Saving Seeds the Right Way Can Save the World’s Plants

Exotic pests, shrinking ranges and a changing climate threaten some of the world’s most rare and ecologically important plants, and so conservationists establish seed collections to save the seeds in banks or botanical gardens in hopes of preserving some genetic diversity.

For decades, these seed collections have been guided by simple models that offer a one-size-fits-all approach for how many seeds to gather, such as recommending saving 50 seed samples regardless of species’ pollination mode, growth habitat and population size.

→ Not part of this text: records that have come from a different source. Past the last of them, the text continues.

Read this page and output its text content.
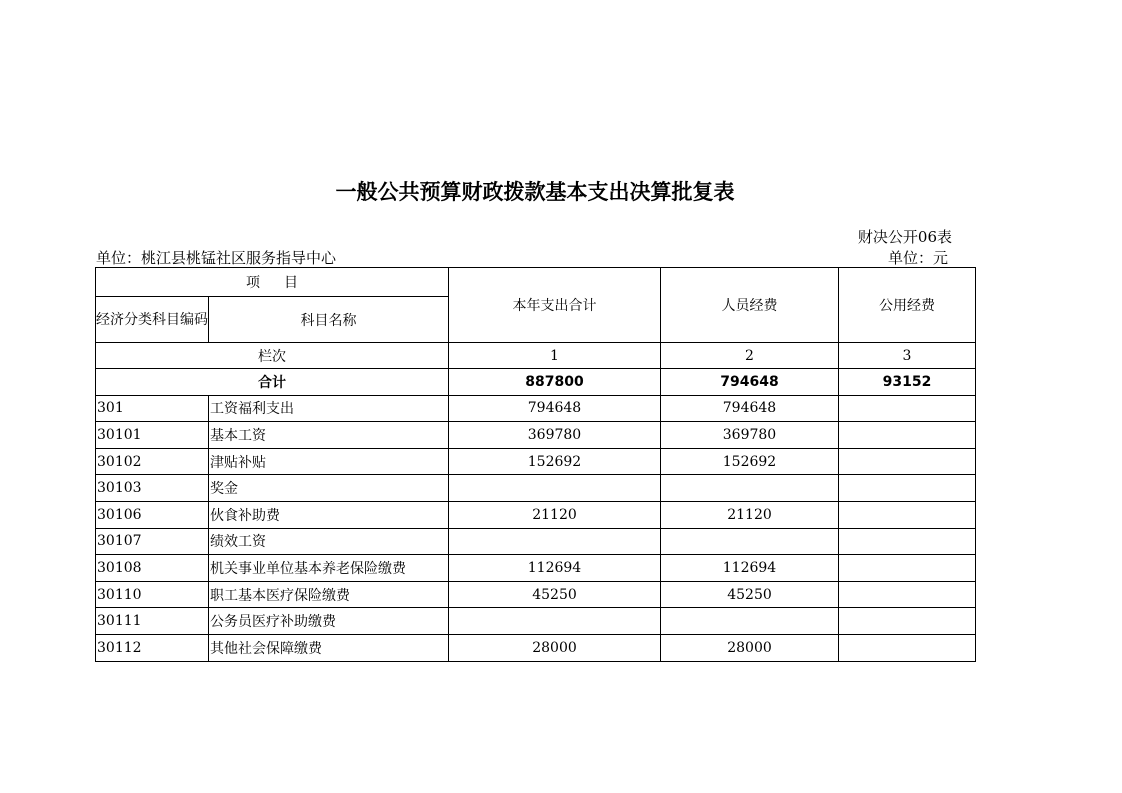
一般公共预算财政拨款基本支出决算批复表
财决公开06表
单位：桃江县桃锰社区服务指导中心	单位：元
项目		本年支出合计	人员经费	公用经费
经济分类科目编码	科目名称			
栏次		1	2	3
合计		887800	794648	93152
301	工资福利支出	794648	794648	
30101	基本工资	369780	369780	
30102	津贴补贴	152692	152692	
30103	奖金			
30106	伙食补助费	21120	21120	
30107	绩效工资			
30108	机关事业单位基本养老保险缴费	112694	112694	
30110	职工基本医疗保险缴费	45250	45250	
30111	公务员医疗补助缴费			
30112	其他社会保障缴费	28000	28000	
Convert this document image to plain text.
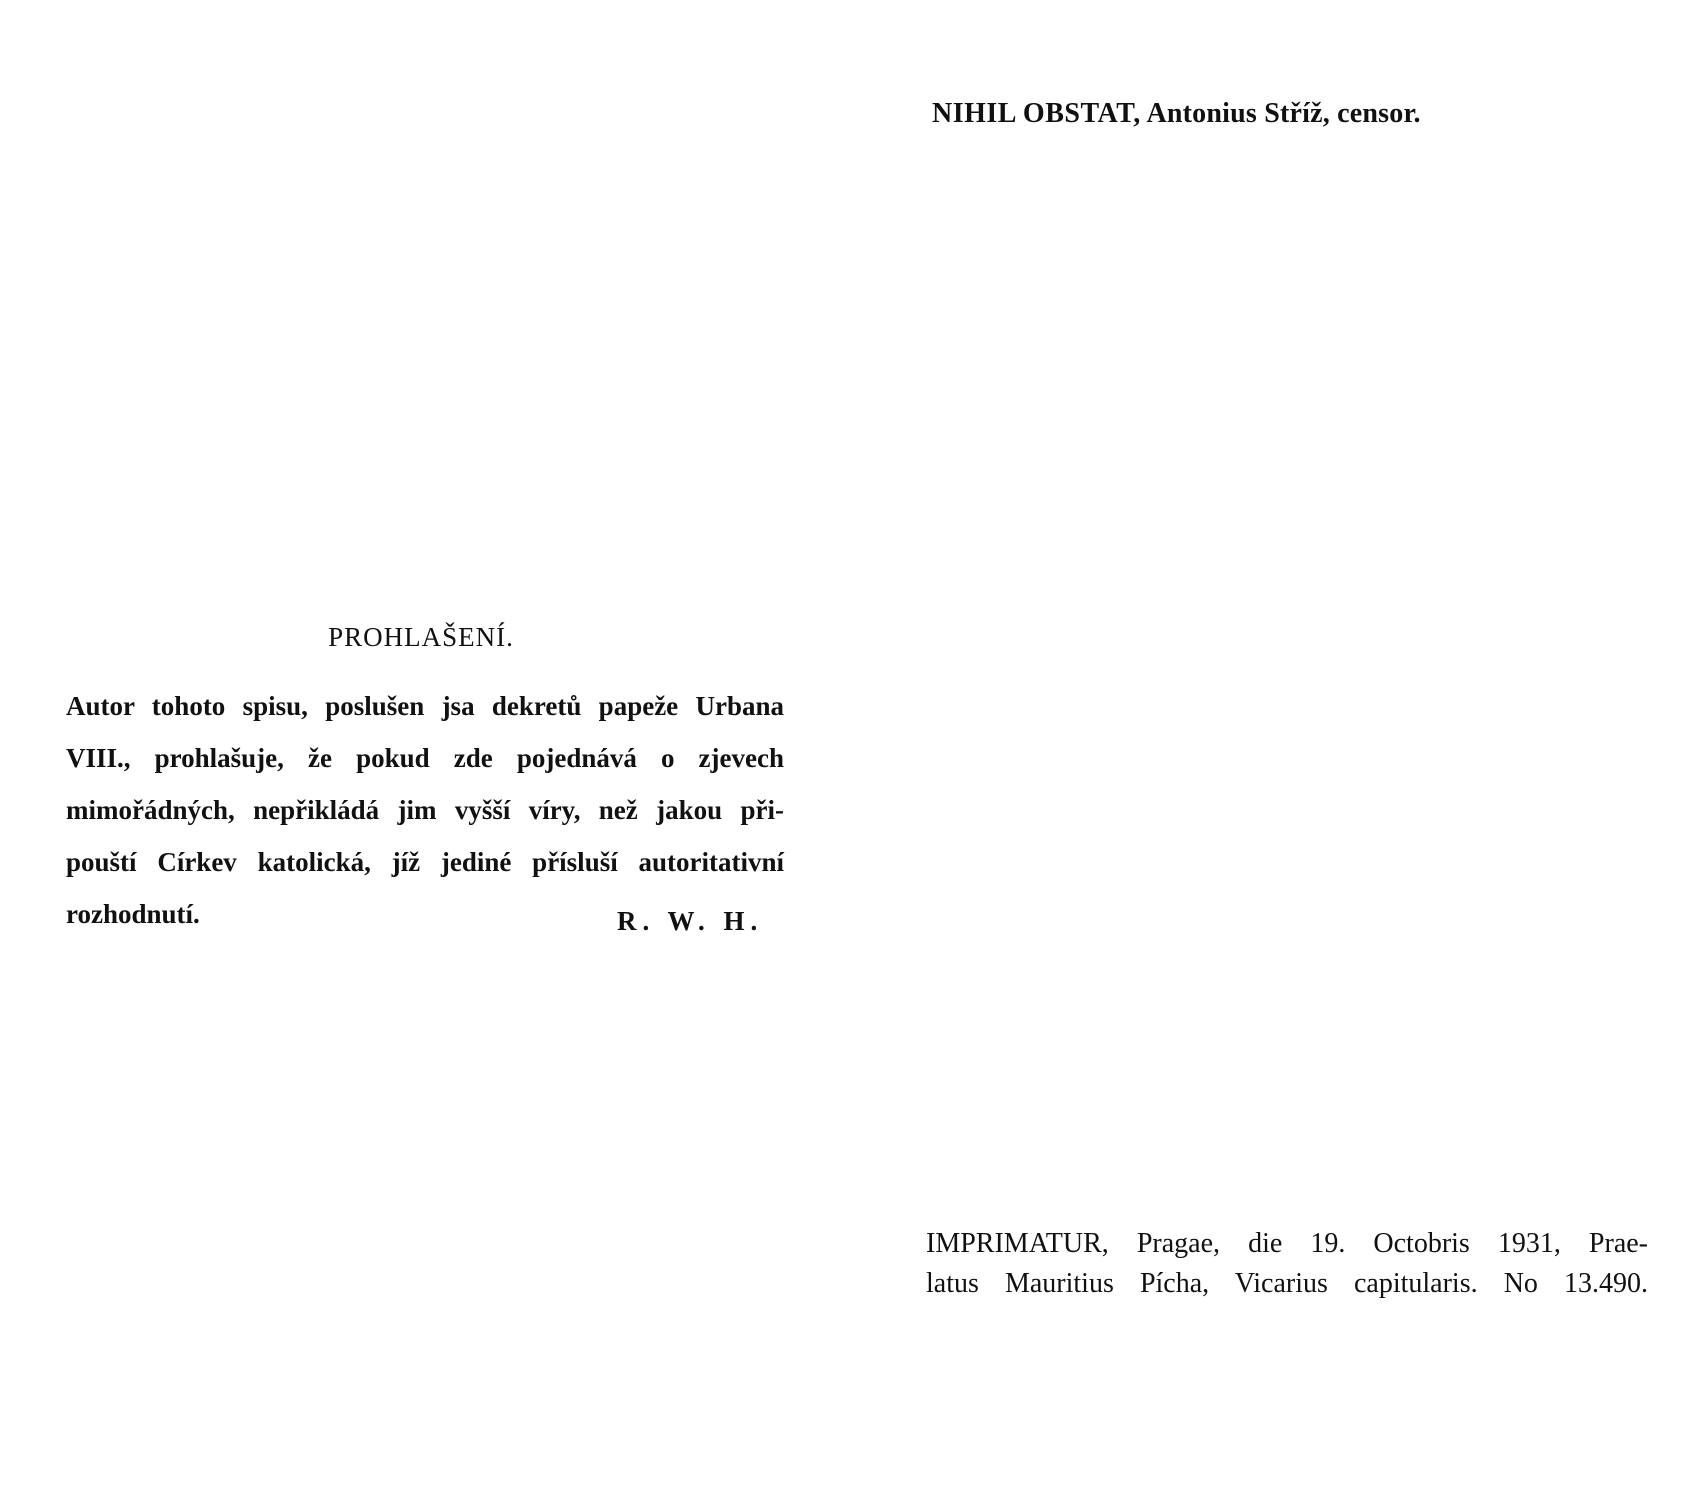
PROHLAŠENÍ.
Autor tohoto spisu, poslušen jsa dekretů papeže Urbana
VIII., prohlašuje, že pokud zde pojednává o zjevech
mimořádných, nepřikládá jim vyšší víry, než jakou při-
pouští Církev katolická, jíž jediné přísluší autoritativní
rozhodnutí.	R. W. H.
NIHIL OBSTAT, Antonius Stříž, censor.
IMPRIMATUR, Pragae, die 19. Octobris 1931, Prae-
latus Mauritius Pícha, Vicarius capitularis. No 13.490.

A new study, however, has found that more careful tailoring of seed collections to specific species and situations is critical to preserving plant diversity. Once seeds are saved, they can be reintroduced for planting in suitable locations if conditions are favorable.

In the study, researchers from the National Institute for Mathematical and Biological Synthesis and the University of Tennessee used a novel approach called simulation-based planning to make several new sampling recommendations, confirming that a uniform approach to seed sampling is ineffective.

First, collectors must choose their plant populations from a wide area rather than a restricted one. Sampling widely can capture up to nearly 200 percent more rare genes than restricted sampling. In addition, in most situations, collecting from about 25 maternal plants per population versus 50 plants appears to capture the vast majority of genetic variation. The study also showed that for many species, collecting more than eight to ten seeds per plant leads to high overlap in genetic diversity and would thus be an excess of effort.

Increasing concerns over agriculture and food security as well as an increasing recognition of how fast biodiversity is disappearing has prompted seed banks to ramp up their collections. By the same token, botanic gardens that were once more focused on showcasing plants are now increasingly having a conservation mission too, according to the study’s lead authorĀ Sean Hoban, a postdoctoral fellow at NIMBioS.